This article, by Oncologist and lymphoma treatment expert answers the most frequently asked questions regarding a new form of treatment known as radioimmunotherapy. This will be of interest to anyone suffering from lymphoma who would like to know what the latest treatment options are.
- What is radioimmunotherapy?
- What are monoclonal antibodies?
- What are the advantages of radioimmunotherapy?
- What type of radioimmunotherapy is used to treat lymphoma?
- How is radioimmunotherapy given?
- What are the side effects of radioimmunotherapy?
- Is radioimmunotherapy a cure for follicular lymphoma?
Radioimmunotherapy (RIT) is a cancer therapy that involves the use of targeted radiotherapy, which is delivered directly to lymphoma cells by a monoclonal antibody. The radiotherapy is delivered in the form of a radioactive particle or ‘radioisotope’ that is attached to the antibody.
Antibodies that are designed to be identical to one another and to recognise one single target are called ‘monoclonal’ antibodies (mAbs for short). The monoclonal antibody used for lymphoma treatment is specially manufactured to recognise an antigen on a particular kind of lymphocyte – the B lymphocyte or B cell. This antigen is called CD20 and it is found on most B cells. When the monoclonal antibody recognises the antigen on the surface of the cell, it attaches itself to it. As monoclonal antibodies target the B cell, they are only used to treat lymphomas that have developed from B cells. Most monoclonal antibody therapies use just the antibody alone, or the antibody in addition to chemotherapy. The most common monoclonal antibody used for treating lymphoma in this way is rituximab (MabThera®). Radioimmunotherapy is different from this kind of monoclonal antibody treatment in that it attaches radiation to the monoclonal antibody.
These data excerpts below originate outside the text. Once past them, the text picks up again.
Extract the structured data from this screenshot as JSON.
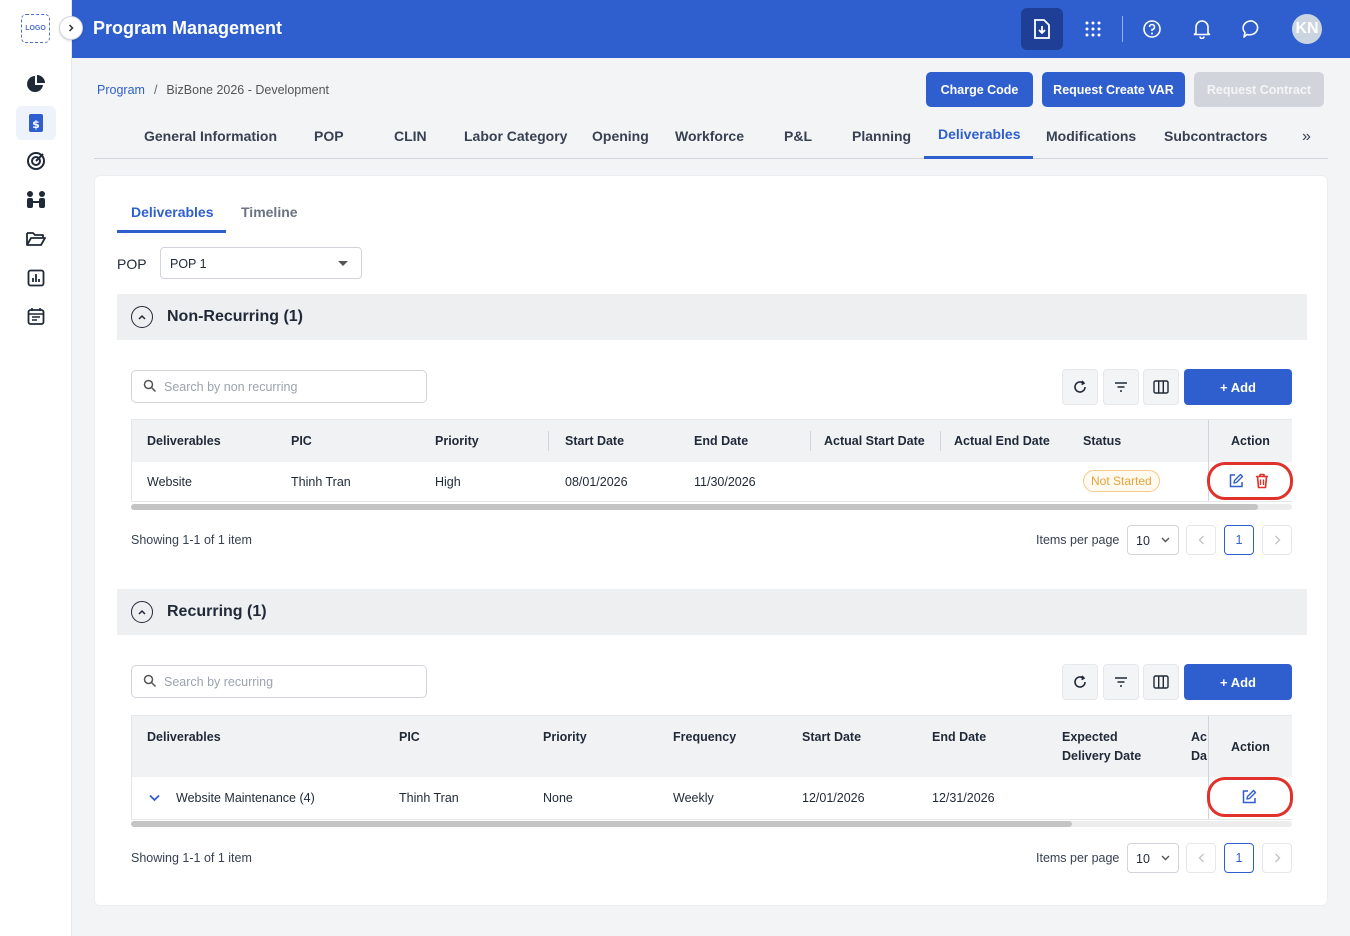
{
  "app": {
    "logo_text": "LOGO",
    "title": "Program Management",
    "user_initials": "KN"
  },
  "breadcrumb": {
    "root": "Program",
    "separator": "/",
    "current": "BizBone 2026 - Development"
  },
  "top_actions": {
    "charge_code": "Charge Code",
    "request_var": "Request Create VAR",
    "request_contract": "Request Contract"
  },
  "main_tabs": [
    "General Information",
    "POP",
    "CLIN",
    "Labor Category",
    "Opening",
    "Workforce",
    "P&L",
    "Planning",
    "Deliverables",
    "Modifications",
    "Subcontractors"
  ],
  "main_tabs_more": "»",
  "sub_tabs": [
    "Deliverables",
    "Timeline"
  ],
  "pop_filter": {
    "label": "POP",
    "value": "POP 1"
  },
  "non_recurring": {
    "title": "Non-Recurring (1)",
    "search_placeholder": "Search by non recurring",
    "add_label": "+ Add",
    "columns": [
      "Deliverables",
      "PIC",
      "Priority",
      "Start Date",
      "End Date",
      "Actual Start Date",
      "Actual End Date",
      "Status"
    ],
    "action_header": "Action",
    "rows": [
      {
        "deliverable": "Website",
        "pic": "Thinh Tran",
        "priority": "High",
        "start": "08/01/2026",
        "end": "11/30/2026",
        "actual_start": "",
        "actual_end": "",
        "status": "Not Started"
      }
    ],
    "showing": "Showing 1-1 of 1 item",
    "items_per_page_label": "Items per page",
    "items_per_page": "10",
    "page": "1"
  },
  "recurring": {
    "title": "Recurring (1)",
    "search_placeholder": "Search by recurring",
    "add_label": "+ Add",
    "columns": [
      "Deliverables",
      "PIC",
      "Priority",
      "Frequency",
      "Start Date",
      "End Date",
      "Expected",
      "Delivery Date",
      "Ac",
      "Da"
    ],
    "action_header": "Action",
    "rows": [
      {
        "deliverable": "Website Maintenance (4)",
        "pic": "Thinh Tran",
        "priority": "None",
        "frequency": "Weekly",
        "start": "12/01/2026",
        "end": "12/31/2026"
      }
    ],
    "showing": "Showing 1-1 of 1 item",
    "items_per_page_label": "Items per page",
    "items_per_page": "10",
    "page": "1"
  },
  "colors": {
    "primary": "#2f5fcf",
    "danger": "#e0312a",
    "status_warning": "#e8a23a"
  }
}
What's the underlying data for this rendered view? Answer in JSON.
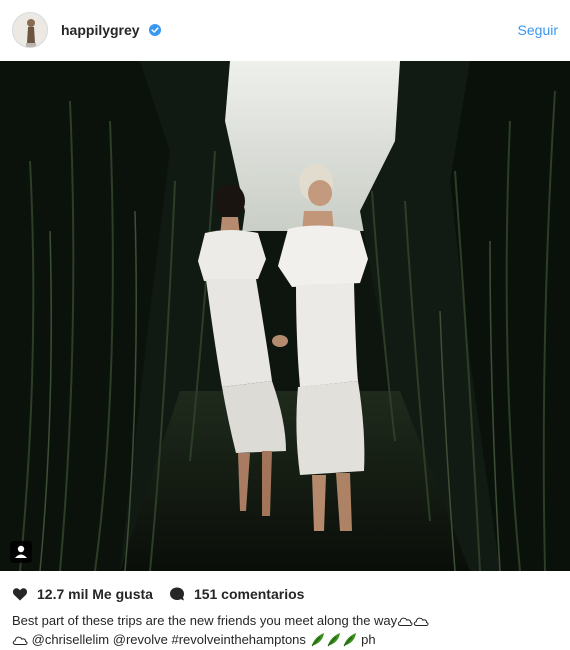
{
  "post": {
    "username": "happilygrey",
    "follow_label": "Seguir",
    "likes_text": "12.7 mil Me gusta",
    "comments_text": "151 comentarios",
    "caption_text": "Best part of these trips are the new friends you meet along the way",
    "mention_1": "@chrisellelim",
    "mention_2": "@revolve",
    "hashtag": "#revolveinthehamptons",
    "caption_tail": "ph"
  },
  "colors": {
    "link": "#3897f0",
    "text": "#262626",
    "verified": "#3897f0",
    "leaf": "#3b8f1f"
  },
  "icons": [
    "verified-badge-icon",
    "heart-icon",
    "comment-bubble-icon",
    "cloud-emoji",
    "herb-emoji",
    "person-tag-icon"
  ]
}
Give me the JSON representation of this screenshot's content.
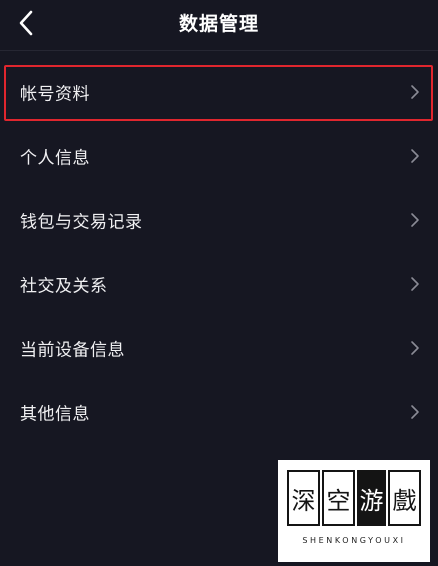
{
  "header": {
    "title": "数据管理",
    "back_icon": "chevron-left-icon"
  },
  "menu": {
    "items": [
      {
        "label": "帐号资料",
        "highlighted": true
      },
      {
        "label": "个人信息",
        "highlighted": false
      },
      {
        "label": "钱包与交易记录",
        "highlighted": false
      },
      {
        "label": "社交及关系",
        "highlighted": false
      },
      {
        "label": "当前设备信息",
        "highlighted": false
      },
      {
        "label": "其他信息",
        "highlighted": false
      }
    ],
    "chevron_icon": "chevron-right-icon"
  },
  "watermark": {
    "chars": [
      "深",
      "空",
      "游",
      "戲"
    ],
    "pinyin": "SHENKONGYOUXI"
  },
  "colors": {
    "background": "#161722",
    "text": "#f2f2f4",
    "chevron": "#8a8b95",
    "highlight_border": "#e0262e"
  }
}
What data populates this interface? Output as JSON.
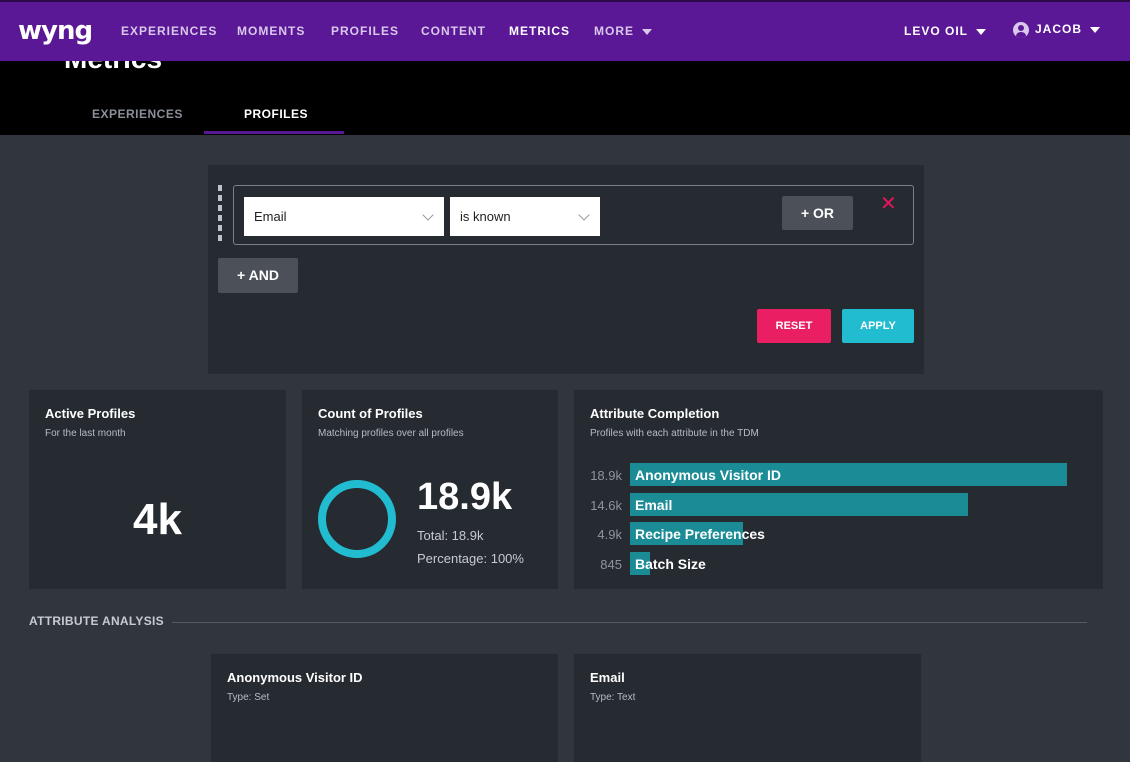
{
  "nav": {
    "logo": "wyng",
    "items": [
      "EXPERIENCES",
      "MOMENTS",
      "PROFILES",
      "CONTENT",
      "METRICS",
      "MORE"
    ],
    "account": "LEVO OIL",
    "user": "JACOB"
  },
  "header": {
    "title": "Metrics",
    "tabs": [
      "EXPERIENCES",
      "PROFILES"
    ]
  },
  "filter": {
    "field": "Email",
    "operator": "is known",
    "or_label": "+ OR",
    "and_label": "+ AND",
    "close": "✕",
    "reset_label": "RESET",
    "apply_label": "APPLY"
  },
  "active_profiles": {
    "title": "Active Profiles",
    "subtitle": "For the last month",
    "value": "4k"
  },
  "count_profiles": {
    "title": "Count of Profiles",
    "subtitle": "Matching profiles over all profiles",
    "value": "18.9k",
    "total": "Total: 18.9k",
    "percentage": "Percentage: 100%",
    "fraction": 1.0
  },
  "attribute_completion": {
    "title": "Attribute Completion",
    "subtitle": "Profiles with each attribute in the TDM",
    "rows": [
      {
        "value": "18.9k",
        "label": "Anonymous Visitor ID",
        "count": 18900
      },
      {
        "value": "14.6k",
        "label": "Email",
        "count": 14600
      },
      {
        "value": "4.9k",
        "label": "Recipe Preferences",
        "count": 4900
      },
      {
        "value": "845",
        "label": "Batch Size",
        "count": 845
      }
    ]
  },
  "analysis": {
    "section_label": "ATTRIBUTE ANALYSIS",
    "cards": [
      {
        "title": "Anonymous Visitor ID",
        "type": "Type: Set"
      },
      {
        "title": "Email",
        "type": "Type: Text"
      }
    ]
  },
  "colors": {
    "nav_bg": "#5a1896",
    "accent_teal": "#21bcd0",
    "reset_pink": "#e91e63",
    "bar_teal": "#1b8c96"
  }
}
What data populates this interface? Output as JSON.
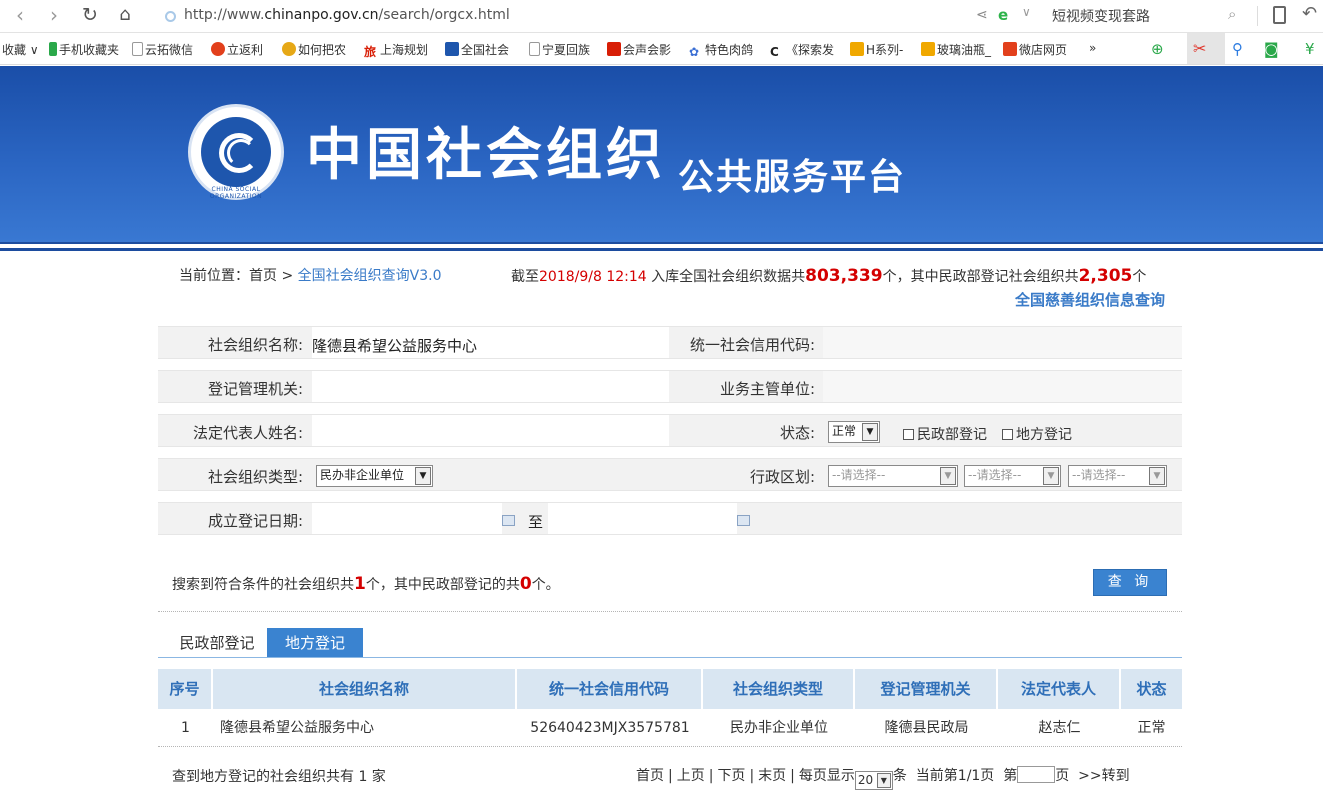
{
  "browser": {
    "url_prefix": "http://www.",
    "url_domain": "chinanpo.gov.cn",
    "url_path": "/search/orgcx.html",
    "search_box": "短视频变现套路",
    "favorites_label": "收藏",
    "favorites": [
      {
        "label": "手机收藏夹",
        "color": "#2aa84a"
      },
      {
        "label": "云拓微信",
        "color": "#cccccc"
      },
      {
        "label": "立返利",
        "color": "#e2401c"
      },
      {
        "label": "如何把农",
        "color": "#e6a817"
      },
      {
        "label": "上海规划",
        "color": "#d81e06"
      },
      {
        "label": "全国社会",
        "color": "#1e56ad"
      },
      {
        "label": "宁夏回族",
        "color": "#cccccc"
      },
      {
        "label": "会声会影",
        "color": "#d81e06"
      },
      {
        "label": "特色肉鸽",
        "color": "#3b6fd4"
      },
      {
        "label": "《探索发",
        "color": "#222222"
      },
      {
        "label": "H系列-",
        "color": "#f0a800"
      },
      {
        "label": "玻璃油瓶_",
        "color": "#f0a800"
      },
      {
        "label": "微店网页",
        "color": "#e2401c"
      }
    ],
    "more": "»"
  },
  "banner": {
    "title": "中国社会组织",
    "subtitle": "公共服务平台",
    "logo_ring": "CHINA SOCIAL ORGANIZATION"
  },
  "breadcrumb": {
    "label": "当前位置：",
    "home": "首页",
    "sep": " > ",
    "current": "全国社会组织查询V3.0"
  },
  "stats": {
    "prefix": "截至",
    "date": "2018/9/8 12:14",
    "mid": " 入库全国社会组织数据共",
    "total": "803,339",
    "mid2": "个，其中民政部登记社会组织共",
    "ministry": "2,305",
    "suffix": "个"
  },
  "charity_link": "全国慈善组织信息查询",
  "form": {
    "name_label": "社会组织名称:",
    "name_value": "隆德县希望公益服务中心",
    "credit_label": "统一社会信用代码:",
    "reg_label": "登记管理机关:",
    "supervisor_label": "业务主管单位:",
    "rep_label": "法定代表人姓名:",
    "status_label": "状态:",
    "status_value": "正常",
    "ministry_cb": "民政部登记",
    "local_cb": "地方登记",
    "type_label": "社会组织类型:",
    "type_value": "民办非企业单位",
    "region_label": "行政区划:",
    "region_placeholder": "--请选择--",
    "date_label": "成立登记日期:",
    "date_to": "至"
  },
  "result": {
    "prefix": "搜索到符合条件的社会组织共",
    "count": "1",
    "mid": "个，其中民政部登记的共",
    "ministry_count": "0",
    "suffix": "个。"
  },
  "query_button": "查 询",
  "tabs": {
    "ministry": "民政部登记",
    "local": "地方登记"
  },
  "table": {
    "headers": [
      "序号",
      "社会组织名称",
      "统一社会信用代码",
      "社会组织类型",
      "登记管理机关",
      "法定代表人",
      "状态"
    ],
    "rows": [
      [
        "1",
        "隆德县希望公益服务中心",
        "52640423MJX3575781",
        "民办非企业单位",
        "隆德县民政局",
        "赵志仁",
        "正常"
      ]
    ]
  },
  "footer": {
    "count_text": "查到地方登记的社会组织共有 1 家",
    "first": "首页",
    "prev": "上页",
    "next": "下页",
    "last": "末页",
    "per_page_label": "每页显示",
    "per_page": "20",
    "per_page_unit": "条",
    "current": "当前第1/1页",
    "goto_prefix": "第",
    "goto_suffix": "页",
    "goto": ">>转到"
  }
}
The targeted radiation comes from a tiny radioactive particle or radioisotope, which is bound to the monoclonal antibody using a strong chemical bond. This bond enables the radioisotope to stay connected to the monoclonal antibody and to deliver the radiation to kill the lymphoma cells. Another advantage of radioimmunotherapy over monoclonal antibody therapy used on its own is that the radiation kills the surrounding tumour cells and not just the cells the monoclonal antibody attaches to. This process is sometimes referred to as the ‘crossfire’ or ‘bystander’ effect.
The radioimmunotherapy approved for use in lymphoma in the UK is called Zevalin®. This is a combination of a monoclonal antibody called ibritumomab and a radioisotope called yttrium-90. It is approved for use in people with follicular lymphoma that has relapsed following treatment with rituximab and/or rituximab plus chemotherapy. More recently, the drug has been approved for use as a consolidation therapy in patients who have completed initial chemotherapy as their first-line (initial) therapy for follicular lymphoma. Zevalin® has also been used for other types of lymphoma in clinical trials in Europe and in the US.
Radioimmunotherapy is given on an outpatient basis in larger hospitals that have a nuclear medicine department. It is given by healthcare staff who have been specially trained to give this treatment. Rituximab is given prior to receiving Zevalin® as a drip inserted into a vein in the arm. It takes about 60–90 minutes to administer and you will be able to go home after this if you are feeling well.
After 7–9 days you come back to have another treatment with rituximab. This is immediately followed by the Zevalin®, which is administered through the same drip. This takes about 10 minutes and is given in a radioisotope therapy room, usually in a nuclear medicine department.
About a third of people experience mild flu-like symptoms, including weakness, chills, fevers, aches and pains. These side effects are usually easy to treat and should not last long (usually around 24–48 hours). Zevalin® can lower the numbers of healthy cells in your blood, in particular your platelets and white cells, rarely the red blood cells. The most common problem is a low platelet numbers that can lead to a tendency to bruise easily and rarely bleeding. Such low counts may require a platelet transfusion and can sometimes it can take between 8 and 12 weeks to recover after the Zevalin® treatment.
Zevalin® is not considered to be a cure for follicular lymphoma, but it has produced durable remissions for some patients even in patients who are no longer responding to chemotherapy or rituximab. As with all new treatments, there are some challenges ahead for radioimmunotherapy. The safe and effective use of radioimmunotherapy needs a skilled team and special facilities, so it cannot be given in every hospital. The question of equal access to this drug for patients in all areas of the country will also need to be addressed. Currently access still varies from region to region, but doctors do refer patients across regional boundaries and they might also be able to apply for funding through the national Cancer Drugs Fund. Notwithstanding the challenges, radioimmunotherapy has the potential to be more effective than chemotherapy and there is sufficient evidence to suggest that it can be effective for many patients even when other treatments have failed.